Tyler isn’t sure if she’ll restore the third floor of the vacation rental she spent more than a decade building. Each step of the process adds a unique challenge not faced on elsewhere on Maryland’s Eastern Shore.

“Just ordering 500 pieces of lumber, and then you pick it up, and you have to put it on the boat,” Tyler said. “And you have to pick it (up) off the boat and put it in your truck, and then you gotta get it out of the truck and put it in the yard, and then you gotta take it in the house.”

On Friday afternoon, locals — each with a matching Old English twang and friendly demeanor — swapped stories of where they were at the time of the tornado’s touchdown or what they saw. One resident heard what he described as bricks on his roof, while another wrapped himself in a blanket to protect himself from shattering glass of the boat he was in. Some described the noise “like a freight train coming” or the tornado’s hue at one point as “black as your britches.”

Even as they processed the events, recovery efforts had begun.

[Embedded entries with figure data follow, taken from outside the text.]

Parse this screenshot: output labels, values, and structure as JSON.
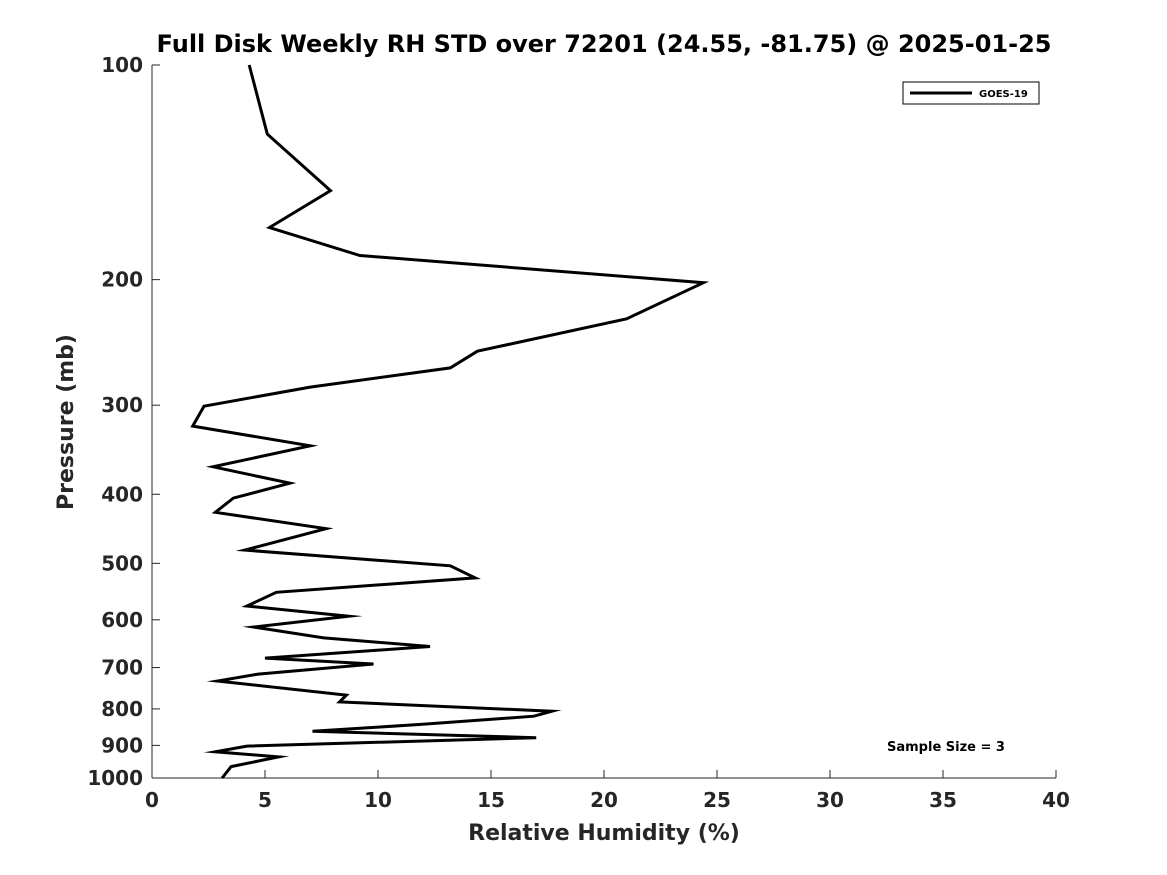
{
  "chart_data": {
    "type": "line",
    "title": "Full Disk Weekly RH STD over 72201 (24.55, -81.75) @ 2025-01-25",
    "xlabel": "Relative Humidity (%)",
    "ylabel": "Pressure (mb)",
    "xlim": [
      0,
      40
    ],
    "ylim": [
      100,
      1000
    ],
    "y_scale": "log",
    "y_reversed": true,
    "x_ticks": [
      0,
      5,
      10,
      15,
      20,
      25,
      30,
      35,
      40
    ],
    "y_ticks": [
      100,
      200,
      300,
      400,
      500,
      600,
      700,
      800,
      900,
      1000
    ],
    "grid": false,
    "legend_position": "top-right",
    "annotation": "Sample Size = 3",
    "series": [
      {
        "name": "GOES-19",
        "color": "#000000",
        "points": [
          [
            4.3,
            100
          ],
          [
            5.1,
            125
          ],
          [
            7.9,
            150
          ],
          [
            5.2,
            169
          ],
          [
            9.2,
            185
          ],
          [
            24.4,
            202
          ],
          [
            21.0,
            227
          ],
          [
            14.4,
            252
          ],
          [
            13.2,
            266
          ],
          [
            7.0,
            283
          ],
          [
            2.3,
            301
          ],
          [
            1.8,
            321
          ],
          [
            7.0,
            342
          ],
          [
            2.7,
            366
          ],
          [
            6.1,
            386
          ],
          [
            3.6,
            405
          ],
          [
            2.8,
            424
          ],
          [
            7.7,
            447
          ],
          [
            4.1,
            479
          ],
          [
            13.2,
            504
          ],
          [
            14.3,
            524
          ],
          [
            5.5,
            549
          ],
          [
            4.2,
            574
          ],
          [
            8.7,
            593
          ],
          [
            4.5,
            614
          ],
          [
            7.6,
            636
          ],
          [
            12.3,
            654
          ],
          [
            5.0,
            679
          ],
          [
            9.8,
            692
          ],
          [
            4.7,
            715
          ],
          [
            2.9,
            731
          ],
          [
            8.6,
            765
          ],
          [
            8.3,
            782
          ],
          [
            17.7,
            806
          ],
          [
            16.9,
            819
          ],
          [
            11.9,
            841
          ],
          [
            7.1,
            860
          ],
          [
            17.0,
            878
          ],
          [
            4.2,
            902
          ],
          [
            2.8,
            919
          ],
          [
            5.6,
            934
          ],
          [
            3.5,
            964
          ],
          [
            3.1,
            1000
          ]
        ]
      }
    ]
  }
}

A restaurant owner in Crisfield placed Gatorades, water and snacks in a boat headed to Smith Island, while some on the island were fielding phone calls from people willing to donate thousands of dollars to the cause.

As the three trucks worked to restore power after their voyage on the Chesapeake, Tyler began to take measures to protect her now-vulnerable vacation rental from further wind and rain. A crew of volunteers placed dozens of two-by-fours on top the exposed building, laying the foundation for a tarp to protect it from the elements.

The wooden planks had arrived that day, like everything else, by boat.